L’elemento più impressionante è la poderosa fondazione dell’ambiente in calcestruzzo e grossi
frammenti di colonne reimpiegate, prevalentemente in marmo cipollino. Sulla struttura, spessa oltre
un metro e 60 centimetri, poggiavano vari strati di mattoni intorno a una vasca circolare di otto
metri di diametro. Vasche, nicchie e pareti dovevano essere decorate con tessere musive in vetro
colorato e lastre sagomate di marmi pregiati, i cui resti si trovano nei riempimenti della fase
successiva. Tra la fine del IV e gli inizi del V secolo, infatti, la vasca circolare fu colmata e
l’ambiente ricoperto da un mosaico a grandi tessere con un reticolo di quadrati contenenti grandi
fiori stilizzati.
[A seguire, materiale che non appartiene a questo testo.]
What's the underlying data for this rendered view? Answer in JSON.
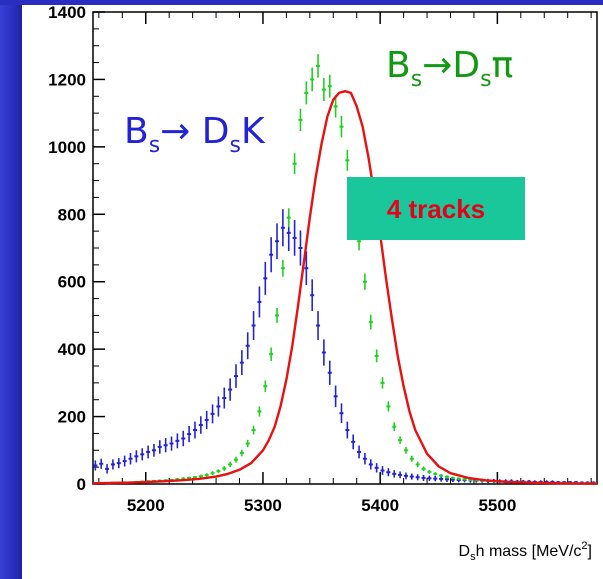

Si creò così un nuovo vano rettangolare, lungo 15 metri, che fa parte di una
importante ristrutturazione non solo di questo lato nord, ma anche di quello sud, a ben 140 metri di
distanza.
Le sistematiche spoliazioni delle strutture murarie condotte a partire dal tardo Medioevo hanno
asportato tutti i muri fino a notevole profondità, rendendo molto difficile la lettura delle diverse fasi.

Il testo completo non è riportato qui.